The Gen Re settlement
While the cooperation initiative is still in its infancy, companies may gauge the SEC’s treatment of cooperators through recent settlements, including that of General Re Corporation (Gen Re). This may provide some insight into the factors the SEC considers in settling with a firm and could use again in future cases.

The commission alleged that a Gen Re foreign subsidiary entered into sham ‘reinsurance’ transactions with AIG in 2000 to allow it to manipulate and falsify its reported financial results. According to the SEC, Gen Re had also entered into a series of reinsurance contracts with Prudential from 1997 to 2002 that allowed Prudential to improperly build up assets so it could recognize more than $200 million in revenue.
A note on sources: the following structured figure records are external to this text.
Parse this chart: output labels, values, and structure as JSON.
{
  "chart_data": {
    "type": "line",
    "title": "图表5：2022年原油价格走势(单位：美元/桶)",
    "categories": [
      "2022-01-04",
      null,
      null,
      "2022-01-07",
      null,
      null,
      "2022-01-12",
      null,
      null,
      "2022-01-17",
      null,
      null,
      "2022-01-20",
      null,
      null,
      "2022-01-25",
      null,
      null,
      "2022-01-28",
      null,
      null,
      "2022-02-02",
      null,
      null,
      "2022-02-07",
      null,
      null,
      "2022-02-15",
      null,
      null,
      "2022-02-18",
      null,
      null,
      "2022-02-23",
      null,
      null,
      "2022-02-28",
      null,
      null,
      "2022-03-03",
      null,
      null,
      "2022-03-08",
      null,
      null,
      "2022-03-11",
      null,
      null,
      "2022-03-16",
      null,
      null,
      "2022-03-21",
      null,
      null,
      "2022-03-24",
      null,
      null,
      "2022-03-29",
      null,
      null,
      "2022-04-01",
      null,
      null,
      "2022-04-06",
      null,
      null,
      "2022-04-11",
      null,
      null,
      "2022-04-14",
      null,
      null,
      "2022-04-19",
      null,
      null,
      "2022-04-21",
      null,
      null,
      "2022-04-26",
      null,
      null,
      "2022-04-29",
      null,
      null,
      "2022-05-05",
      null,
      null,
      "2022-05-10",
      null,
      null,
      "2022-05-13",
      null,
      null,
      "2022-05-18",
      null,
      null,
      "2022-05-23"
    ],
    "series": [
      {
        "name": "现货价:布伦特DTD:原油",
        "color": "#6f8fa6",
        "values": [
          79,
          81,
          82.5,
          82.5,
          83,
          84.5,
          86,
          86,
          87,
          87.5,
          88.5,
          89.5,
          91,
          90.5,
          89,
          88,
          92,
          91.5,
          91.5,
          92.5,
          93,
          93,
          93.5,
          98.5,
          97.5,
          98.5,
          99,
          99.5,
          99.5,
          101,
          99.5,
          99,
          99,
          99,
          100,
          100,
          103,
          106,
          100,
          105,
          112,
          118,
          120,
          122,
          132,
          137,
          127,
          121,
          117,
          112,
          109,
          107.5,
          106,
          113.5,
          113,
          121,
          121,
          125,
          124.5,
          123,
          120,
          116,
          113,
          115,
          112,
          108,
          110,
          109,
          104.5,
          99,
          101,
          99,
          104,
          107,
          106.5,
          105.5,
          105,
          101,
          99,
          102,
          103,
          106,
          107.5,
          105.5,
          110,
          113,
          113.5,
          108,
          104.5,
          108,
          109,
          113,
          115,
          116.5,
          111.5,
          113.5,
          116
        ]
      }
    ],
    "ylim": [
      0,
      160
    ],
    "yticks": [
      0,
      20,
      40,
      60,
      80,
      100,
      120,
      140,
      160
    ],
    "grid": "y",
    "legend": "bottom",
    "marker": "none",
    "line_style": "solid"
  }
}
Gen Re agreed to pay a $12.2 million settlement.

In announcing the settlement, the SEC pointed to cooperation credit Gen Re had received: conducting a comprehensive, independent internal investigation of its operations when the government’s investigation began; sharing the findings of this investigation with the government; providing assistance to the government in civil and criminal actions it brought against the individuals involved; enacting internal corporate reforms that included dissolving the subsidiary involved with the AIG transactions; instituting legal review of contracts underlying similar transactions in the future; and strengthening its internal audit rules and underwriting functions.
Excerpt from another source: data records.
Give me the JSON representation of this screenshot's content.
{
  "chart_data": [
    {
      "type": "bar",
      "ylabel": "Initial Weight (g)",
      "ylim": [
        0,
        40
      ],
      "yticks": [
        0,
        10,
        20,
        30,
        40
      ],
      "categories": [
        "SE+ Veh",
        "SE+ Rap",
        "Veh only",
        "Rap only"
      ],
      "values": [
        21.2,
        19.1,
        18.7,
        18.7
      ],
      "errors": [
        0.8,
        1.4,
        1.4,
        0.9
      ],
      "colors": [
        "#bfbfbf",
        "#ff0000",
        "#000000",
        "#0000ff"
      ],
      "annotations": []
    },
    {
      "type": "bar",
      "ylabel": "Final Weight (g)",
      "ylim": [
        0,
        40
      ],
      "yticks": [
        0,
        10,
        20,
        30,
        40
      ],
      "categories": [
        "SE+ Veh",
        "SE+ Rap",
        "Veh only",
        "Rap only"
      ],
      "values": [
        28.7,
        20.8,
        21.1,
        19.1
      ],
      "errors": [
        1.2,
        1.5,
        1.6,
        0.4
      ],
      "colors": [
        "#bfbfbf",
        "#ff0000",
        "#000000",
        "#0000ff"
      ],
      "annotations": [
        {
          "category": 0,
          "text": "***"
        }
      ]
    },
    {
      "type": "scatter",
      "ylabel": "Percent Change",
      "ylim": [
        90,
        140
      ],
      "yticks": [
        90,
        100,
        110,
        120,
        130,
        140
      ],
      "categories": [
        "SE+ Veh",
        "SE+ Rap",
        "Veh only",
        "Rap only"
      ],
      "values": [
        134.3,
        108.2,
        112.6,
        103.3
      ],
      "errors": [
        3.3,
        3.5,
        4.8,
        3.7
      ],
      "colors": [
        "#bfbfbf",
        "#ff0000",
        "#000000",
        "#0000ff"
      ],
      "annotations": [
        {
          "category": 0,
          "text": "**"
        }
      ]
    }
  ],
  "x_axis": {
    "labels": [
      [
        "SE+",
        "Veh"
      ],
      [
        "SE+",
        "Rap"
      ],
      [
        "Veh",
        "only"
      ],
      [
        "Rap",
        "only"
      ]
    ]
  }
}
Given that this settlement was likely being finalized at the same time the SEC’s cooperation initiative was formulated and made public, this could serve as a harbinger of what the commission expects companies to do to get cooperation credit.

Choosing with caution
Khuzami has said ‘every criminal law enforcement authority in the nation is armed with [cooperation tools].’ This statement may have been made to highlight the strength of an effective enforcement program, but it also illustrates a major weakness in the SEC’s new measures: the commission has only civil authority. In adopting these new cooperation procedures, has the SEC positioned itself to reap the same rewards as criminal prosecutors while failing to offer the same benefits?
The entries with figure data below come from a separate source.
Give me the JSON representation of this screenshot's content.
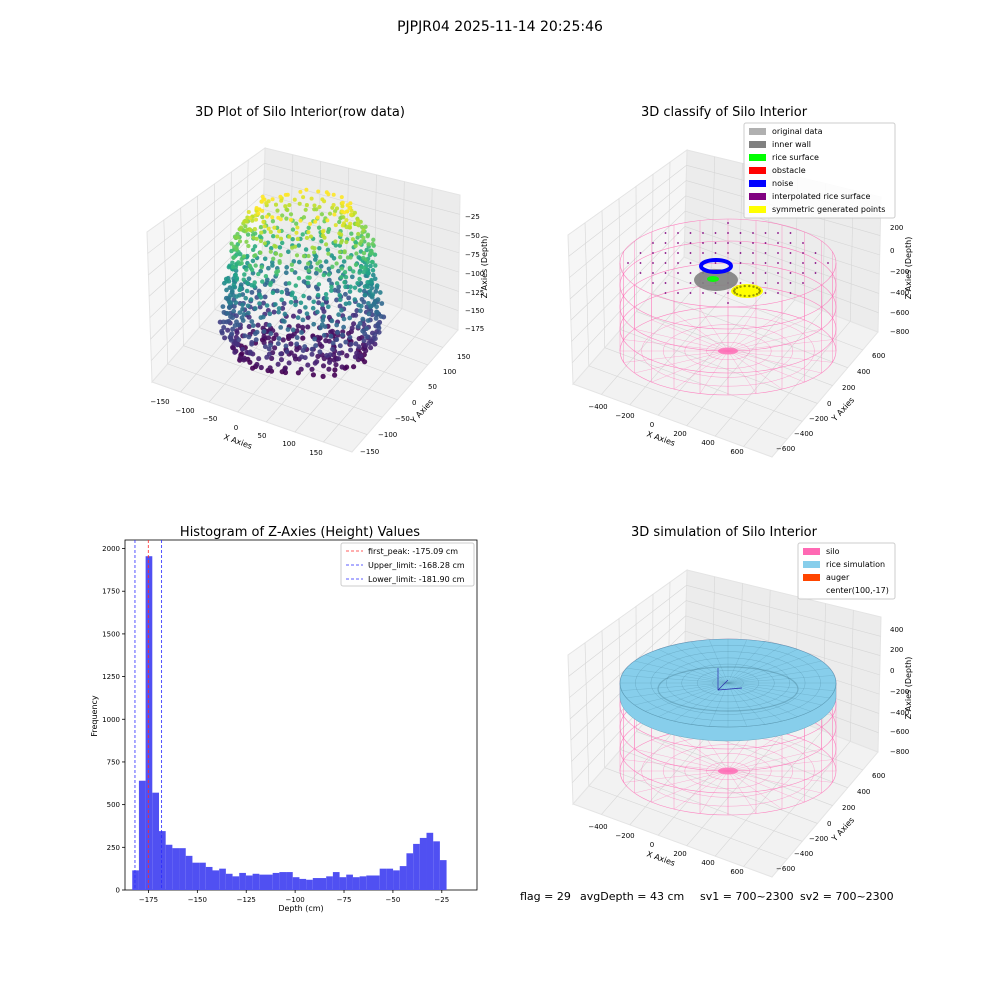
{
  "figure": {
    "suptitle": "PJPJR04 2025-11-14 20:25:46",
    "status_line": {
      "flag": "flag = 29",
      "avg_depth": "avgDepth = 43 cm",
      "sv1": "sv1 = 700~2300",
      "sv2": "sv2 = 700~2300"
    }
  },
  "colors": {
    "hist_bar": "#5050f2",
    "first_peak": "#ff2a2a",
    "limit": "#2a2aff",
    "silo": "#ff69b4",
    "rice": "#87ceeb",
    "auger": "#ff4500",
    "noise": "#0000ff",
    "symmetric": "#ffff00",
    "inner_wall": "#808080",
    "rice_surface": "#00ff00",
    "obstacle": "#ff0000",
    "interp": "#800080",
    "original": "#b0b0b0",
    "pane": "#f2f2f2",
    "grid": "#d6d6d6"
  },
  "chart_data": [
    {
      "type": "scatter",
      "subtype": "3d",
      "title": "3D Plot of Silo Interior(row data)",
      "xlabel": "X Axies",
      "ylabel": "Y Axies",
      "zlabel": "Z Axies (Depth)",
      "x_ticks": [
        "−150",
        "−100",
        "−50",
        "0",
        "50",
        "100",
        "150"
      ],
      "y_ticks": [
        "150",
        "100",
        "50",
        "0",
        "−50",
        "−100",
        "−150"
      ],
      "z_ticks": [
        "−25",
        "−50",
        "−75",
        "−100",
        "−125",
        "−150",
        "−175"
      ],
      "xlim": [
        -170,
        170
      ],
      "ylim": [
        -170,
        170
      ],
      "zlim": [
        -190,
        -10
      ],
      "colormap": "viridis"
    },
    {
      "type": "scatter",
      "subtype": "3d",
      "title": "3D classify of Silo Interior",
      "xlabel": "X Axies",
      "ylabel": "Y Axies",
      "zlabel": "Z Axies (Depth)",
      "x_ticks": [
        "−400",
        "−200",
        "0",
        "200",
        "400",
        "600"
      ],
      "y_ticks": [
        "600",
        "400",
        "200",
        "0",
        "−200",
        "−400",
        "−600"
      ],
      "z_ticks": [
        "200",
        "0",
        "−200",
        "−400",
        "−600",
        "−800"
      ],
      "legend": [
        {
          "label": "original data",
          "color": "#b0b0b0"
        },
        {
          "label": "inner wall",
          "color": "#808080"
        },
        {
          "label": "rice surface",
          "color": "#00ff00"
        },
        {
          "label": "obstacle",
          "color": "#ff0000"
        },
        {
          "label": "noise",
          "color": "#0000ff"
        },
        {
          "label": "interpolated rice surface",
          "color": "#800080"
        },
        {
          "label": "symmetric generated points",
          "color": "#ffff00"
        }
      ],
      "legend_position": "top-right"
    },
    {
      "type": "bar",
      "subtype": "histogram",
      "title": "Histogram of Z-Axies (Height) Values",
      "xlabel": "Depth (cm)",
      "ylabel": "Frequency",
      "xlim": [
        -187,
        -7
      ],
      "ylim": [
        0,
        2050
      ],
      "x_ticks": [
        -175,
        -150,
        -125,
        -100,
        -75,
        -50,
        -25
      ],
      "x_tick_labels": [
        "−175",
        "−150",
        "−125",
        "−100",
        "−75",
        "−50",
        "−25"
      ],
      "y_ticks": [
        0,
        250,
        500,
        750,
        1000,
        1250,
        1500,
        1750,
        2000
      ],
      "bin_start": -183.3,
      "bin_width": 3.42,
      "values": [
        115,
        640,
        1955,
        570,
        345,
        265,
        245,
        245,
        200,
        160,
        160,
        135,
        115,
        125,
        95,
        80,
        100,
        85,
        95,
        90,
        90,
        100,
        105,
        105,
        75,
        65,
        60,
        70,
        70,
        80,
        105,
        75,
        90,
        75,
        80,
        85,
        85,
        125,
        125,
        115,
        140,
        215,
        270,
        305,
        335,
        285,
        175
      ],
      "vlines": [
        {
          "label": "first_peak: -175.09 cm",
          "x": -175.09,
          "color": "#ff2a2a"
        },
        {
          "label": "Upper_limit: -168.28 cm",
          "x": -168.28,
          "color": "#2a2aff"
        },
        {
          "label": "Lower_limit: -181.90 cm",
          "x": -181.9,
          "color": "#2a2aff"
        }
      ],
      "legend_position": "top-right"
    },
    {
      "type": "scatter",
      "subtype": "3d-surface",
      "title": "3D simulation of Silo Interior",
      "xlabel": "X Axies",
      "ylabel": "Y Axies",
      "zlabel": "Z Axies (Depth)",
      "x_ticks": [
        "−400",
        "−200",
        "0",
        "200",
        "400",
        "600"
      ],
      "y_ticks": [
        "600",
        "400",
        "200",
        "0",
        "−200",
        "−400",
        "−600"
      ],
      "z_ticks": [
        "400",
        "200",
        "0",
        "−200",
        "−400",
        "−600",
        "−800"
      ],
      "legend": [
        {
          "label": "silo",
          "color": "#ff69b4"
        },
        {
          "label": "rice simulation",
          "color": "#87ceeb"
        },
        {
          "label": "auger",
          "color": "#ff4500"
        },
        {
          "label": "center(100,-17)",
          "color": ""
        }
      ],
      "legend_position": "top-right"
    }
  ]
}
The rules may have changed at the SEC, but the game remains the same: information provided by cooperators may give rise to or be used in subsequent criminal prosecutions or civil litigation. This especially pertains to the SEC now requiring a company to admit to, or agree not to contest, relevant facts before getting a non-prosecution or deferred prosecution agreement.  

Perhaps in anticipation of some of these concerns, the SEC’s new cooperation program also provides for expedited immunity requests where the enforcement division director has authority to submit them to the Department of Justice. These requests are available only to individuals and, even if immunity is obtained, any admissions by cooperators could still be used in subsequent civil litigation, so cooperating with the commission where there is other litigation risk or criminal exposure is still fraught with peril.

Although there are benefits to cooperating with the SEC, including reduced litigation costs and risk, a quicker resolution and cooperation credit, one should be cautious before jumping in. Going down the cooperation path is a one-way trip – having begun, it is difficult to take back what has been disclosed. Also, given the program’s infancy, it remains to be seen exactly how the SEC will apply these tools in real-world situations.

What is likely, however, is that these cooperation policies will evolve as the SEC tries to balance restoring its credibility as a protector of the markets with continuing to work within the framework of being a civil regulator. In these uncertain times, the potential cooperator should tread carefully.